What holds back banks today? What is their biggest challenge? If we indulged in a little armchair analysis, the low-hanging answer would be that they are playing catch up with rapidly evolving technology. Look a little closer, and we see that this is far from true.
If we looked at a timeline of computer history, it is evident that banks have been the frontrunners in adopting new technology. And once money became electronic, technology began to play a large role in the way business is conducted in financial institutions. As conventional financial instruments found their way into the digital realm, ever more complex ones evolved, spurred by technological advances.
The challenges that banks face today have therefore less to do with catching up or keeping up with technology itself, and more because of the emergence of non-banking players who are able to utilize that technology better. And these players themselves did not arrive out of the blue. They are but a symptom of a powerful phenomenon – a fundamental shift in the benchmarks of customer experience.
Today’s customer doesn’t compare his experience at a bank with that of another bank. His points of reference are the intuitive, addictive relationships he has with an Amazon or a Netflix. Such enterprises have exploited technology in ever more unique ways to manage and run their business, and to splice themselves deeper into the customer’s life.

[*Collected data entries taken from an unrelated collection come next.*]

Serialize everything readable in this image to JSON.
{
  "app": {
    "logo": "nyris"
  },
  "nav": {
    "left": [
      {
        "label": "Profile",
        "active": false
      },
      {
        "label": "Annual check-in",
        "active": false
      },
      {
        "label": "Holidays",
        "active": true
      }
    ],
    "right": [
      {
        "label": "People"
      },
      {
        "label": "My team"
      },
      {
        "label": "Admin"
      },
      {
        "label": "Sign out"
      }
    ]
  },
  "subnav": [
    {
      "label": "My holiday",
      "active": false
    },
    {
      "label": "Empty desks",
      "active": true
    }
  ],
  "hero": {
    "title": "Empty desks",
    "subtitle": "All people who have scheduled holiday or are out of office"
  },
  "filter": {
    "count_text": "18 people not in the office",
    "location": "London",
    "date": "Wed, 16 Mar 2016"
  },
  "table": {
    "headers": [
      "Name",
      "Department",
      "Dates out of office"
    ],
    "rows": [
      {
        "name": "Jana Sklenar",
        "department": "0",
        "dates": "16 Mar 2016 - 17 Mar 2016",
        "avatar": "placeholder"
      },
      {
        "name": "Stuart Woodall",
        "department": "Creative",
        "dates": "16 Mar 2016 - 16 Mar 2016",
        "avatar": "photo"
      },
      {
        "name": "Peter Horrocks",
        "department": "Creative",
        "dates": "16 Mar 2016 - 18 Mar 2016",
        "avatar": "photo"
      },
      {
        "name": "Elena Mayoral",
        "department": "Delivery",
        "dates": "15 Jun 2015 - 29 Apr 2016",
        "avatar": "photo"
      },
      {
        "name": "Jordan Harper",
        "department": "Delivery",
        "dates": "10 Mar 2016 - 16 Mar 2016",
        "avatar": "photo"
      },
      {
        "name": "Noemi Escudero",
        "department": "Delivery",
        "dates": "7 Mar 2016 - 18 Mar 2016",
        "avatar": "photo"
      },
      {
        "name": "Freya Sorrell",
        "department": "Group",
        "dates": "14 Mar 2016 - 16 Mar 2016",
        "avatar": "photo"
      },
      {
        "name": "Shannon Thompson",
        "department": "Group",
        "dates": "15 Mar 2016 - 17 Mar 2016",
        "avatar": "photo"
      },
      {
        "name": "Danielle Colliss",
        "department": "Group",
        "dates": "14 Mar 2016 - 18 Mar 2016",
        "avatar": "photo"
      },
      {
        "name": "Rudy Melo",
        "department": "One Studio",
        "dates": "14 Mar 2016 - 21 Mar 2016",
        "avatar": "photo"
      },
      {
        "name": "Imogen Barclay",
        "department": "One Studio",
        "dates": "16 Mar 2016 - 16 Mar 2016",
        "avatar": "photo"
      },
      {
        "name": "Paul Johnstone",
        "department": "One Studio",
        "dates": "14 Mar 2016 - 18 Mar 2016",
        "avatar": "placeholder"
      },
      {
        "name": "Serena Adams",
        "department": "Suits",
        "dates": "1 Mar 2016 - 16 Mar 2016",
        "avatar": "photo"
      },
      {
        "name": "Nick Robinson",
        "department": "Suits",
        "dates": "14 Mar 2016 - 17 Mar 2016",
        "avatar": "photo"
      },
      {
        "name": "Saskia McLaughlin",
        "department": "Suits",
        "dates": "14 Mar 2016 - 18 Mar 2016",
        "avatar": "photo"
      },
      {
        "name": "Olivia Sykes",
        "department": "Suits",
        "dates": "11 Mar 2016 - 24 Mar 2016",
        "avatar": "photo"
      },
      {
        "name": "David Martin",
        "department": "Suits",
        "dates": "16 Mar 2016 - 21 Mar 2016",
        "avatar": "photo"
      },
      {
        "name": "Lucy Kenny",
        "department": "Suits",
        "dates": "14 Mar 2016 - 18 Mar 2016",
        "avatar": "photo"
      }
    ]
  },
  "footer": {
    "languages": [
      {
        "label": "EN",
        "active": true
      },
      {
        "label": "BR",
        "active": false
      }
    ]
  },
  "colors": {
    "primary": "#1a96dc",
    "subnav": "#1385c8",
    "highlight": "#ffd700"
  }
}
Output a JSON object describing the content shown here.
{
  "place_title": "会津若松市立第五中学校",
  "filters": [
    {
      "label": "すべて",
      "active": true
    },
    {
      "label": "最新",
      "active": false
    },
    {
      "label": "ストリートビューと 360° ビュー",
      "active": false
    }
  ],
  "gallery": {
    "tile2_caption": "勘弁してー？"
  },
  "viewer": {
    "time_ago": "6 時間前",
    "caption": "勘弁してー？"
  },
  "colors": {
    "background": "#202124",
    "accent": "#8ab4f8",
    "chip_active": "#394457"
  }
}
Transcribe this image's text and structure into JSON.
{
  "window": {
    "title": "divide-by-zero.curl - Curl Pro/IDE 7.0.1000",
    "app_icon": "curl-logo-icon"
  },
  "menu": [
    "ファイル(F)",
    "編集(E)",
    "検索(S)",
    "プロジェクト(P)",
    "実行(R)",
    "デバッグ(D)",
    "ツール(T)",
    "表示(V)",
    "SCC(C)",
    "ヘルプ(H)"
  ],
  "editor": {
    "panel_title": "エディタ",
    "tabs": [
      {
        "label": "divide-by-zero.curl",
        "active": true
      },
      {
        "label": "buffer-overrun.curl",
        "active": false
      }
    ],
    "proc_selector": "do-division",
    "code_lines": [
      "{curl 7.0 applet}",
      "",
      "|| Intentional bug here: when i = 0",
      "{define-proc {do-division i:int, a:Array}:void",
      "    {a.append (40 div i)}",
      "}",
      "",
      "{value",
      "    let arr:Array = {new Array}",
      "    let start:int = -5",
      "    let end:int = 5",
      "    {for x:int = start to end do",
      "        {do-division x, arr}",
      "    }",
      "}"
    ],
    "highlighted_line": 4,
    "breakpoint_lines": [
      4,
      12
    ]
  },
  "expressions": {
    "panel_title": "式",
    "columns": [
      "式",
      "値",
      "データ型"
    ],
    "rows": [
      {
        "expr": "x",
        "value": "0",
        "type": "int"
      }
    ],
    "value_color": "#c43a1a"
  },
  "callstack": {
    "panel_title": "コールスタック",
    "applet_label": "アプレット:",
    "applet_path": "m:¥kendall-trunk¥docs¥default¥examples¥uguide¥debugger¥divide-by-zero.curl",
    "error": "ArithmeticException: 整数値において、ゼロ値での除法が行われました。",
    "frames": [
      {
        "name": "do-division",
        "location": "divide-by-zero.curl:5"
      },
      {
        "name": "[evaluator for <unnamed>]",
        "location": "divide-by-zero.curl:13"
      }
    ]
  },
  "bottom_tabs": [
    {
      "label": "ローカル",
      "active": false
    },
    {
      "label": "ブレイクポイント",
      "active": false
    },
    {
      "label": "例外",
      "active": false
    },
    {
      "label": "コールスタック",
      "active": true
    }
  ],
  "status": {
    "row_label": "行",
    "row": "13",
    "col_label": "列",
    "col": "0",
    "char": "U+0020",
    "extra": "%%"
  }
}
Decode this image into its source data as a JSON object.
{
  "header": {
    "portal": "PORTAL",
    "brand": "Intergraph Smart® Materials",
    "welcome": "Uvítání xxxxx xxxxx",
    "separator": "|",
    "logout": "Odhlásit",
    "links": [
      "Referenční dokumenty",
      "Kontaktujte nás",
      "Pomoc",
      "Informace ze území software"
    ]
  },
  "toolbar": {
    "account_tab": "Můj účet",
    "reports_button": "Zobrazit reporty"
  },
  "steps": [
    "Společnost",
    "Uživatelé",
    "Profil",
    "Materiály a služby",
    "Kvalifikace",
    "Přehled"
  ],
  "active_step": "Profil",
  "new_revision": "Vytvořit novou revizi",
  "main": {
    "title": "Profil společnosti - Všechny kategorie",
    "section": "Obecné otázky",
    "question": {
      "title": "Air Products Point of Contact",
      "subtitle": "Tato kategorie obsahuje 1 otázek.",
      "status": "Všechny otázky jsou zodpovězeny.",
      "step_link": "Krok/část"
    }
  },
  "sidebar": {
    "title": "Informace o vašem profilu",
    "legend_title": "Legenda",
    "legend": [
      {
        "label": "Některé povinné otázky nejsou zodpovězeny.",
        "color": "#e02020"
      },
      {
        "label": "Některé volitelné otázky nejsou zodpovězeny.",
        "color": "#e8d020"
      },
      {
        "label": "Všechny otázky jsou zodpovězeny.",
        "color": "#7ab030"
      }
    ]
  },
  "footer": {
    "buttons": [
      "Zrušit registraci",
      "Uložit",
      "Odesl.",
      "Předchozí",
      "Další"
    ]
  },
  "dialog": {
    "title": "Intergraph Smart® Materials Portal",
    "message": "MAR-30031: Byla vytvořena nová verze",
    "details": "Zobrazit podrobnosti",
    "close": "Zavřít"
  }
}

Is that what ‘Digital’ is all about? To ‘integrating into the customer’s lifestyle’? It is definitely desirable, but also broad and quite unhelpful from the point of view of financial institutions. It is as generic as saying ‘we keep the customer in the centre’. What does it truly mean? What are the implications on business, operations, and the bank’s own technological resources?
The first principle of Digital is this – Technology for the sake of technology fails miserably. This means that we cannot take a technology-first or technology-only approach. We need to take a step back and get inside the fabric of financial institutions, and by understanding them, understand their digital aspirations.
One Size Does Not Fit All
The second principle of Digital is this – it is effective only when tailored, not when mass produced. Of course, before we move into crafting bespoke digital solutions for every enterprise, there are some broad strokes to cut through the clutter in the industry. Here are four personas of digital aspirations.
Think fund management or insurance company. Great at creating products themselves, with a strong focus on research and product design. Top concerns are to minimise risk, maximise return and optimise operational efficiency. For such enterprises, Digital Aspirations are to undertake and manage research and risk, to minimize human intervention – to automate operations, manage partners – agents, for instance – for selling and distributing their products. Blackrock, BNY Mellon, Allianz Group, AXA and the like.
Financial advisors, P2P (a bit of a stretch) lenders, Robo advisors. These enterprises traditionally make money brokering between service providers and customers. Their key focus is to understand the customer and to personalise services. As an advisor, they would need the right kind of partners who can provide products their customers want. Digital Aspirations would hence revolve around extreme personalisation, partner management, a robust means of benchmarking service providers and the services on offer. RobinHood, Merrill Edge, Fidelity Go to name a few.
Arguably in the toughest area of the spectrum, Universal Banks already do it all – they create their own products and may also sell products from other asset management or insurance firms that they don’t create themselves. Their key focus is an authoritative understanding of their customer base, and quality and scope of their partner ecosystem. Digital Aspirations of such an institution would include a richer and stickier user experience, higher automation, partner benchmarking, and to keep operations as lean as possible to keep costs down. Capital One, CitiGroup, basically any large bank you can recall in three seconds fall into this category.
Enterprises like Baidu, Alibaba and TenCent have evolved into behemoths that completely envelop their customer’s lifestyle into their ecosystem. While they have a keen eye on the financial quotient of the consumer, their goal is to be part of his life, from something as mundane as a commute, to long-term goals like higher education and investments. Every moment in life that is lubricated by a transaction, these enterprises become part of it. The Digital Aspiration of such an enterprise would be to become the go to place for the customer, whatever the need. A heavy reliance on technology to plug into supply chains, to distribute proprietary products, to manage merchant ecosystems and to run crowd-enabled benchmarking systems.
As the reader might have surmised, these aspirations are non-exclusive. A universal bank might choose to adopt a more ambitious goal of benchmarking its performance against the financial health of each of its customers. A product distributor might choose to deploy proprietary products, a pure play product creator might get into distribution, and so on. However, the finite set of value propositions that an institution would choose, will determine its digital recipe.
It is the job of the Chief Digital Officer to work with business and mature the Bank’s digital aspirations, before being enticed by a flashy technology spiel.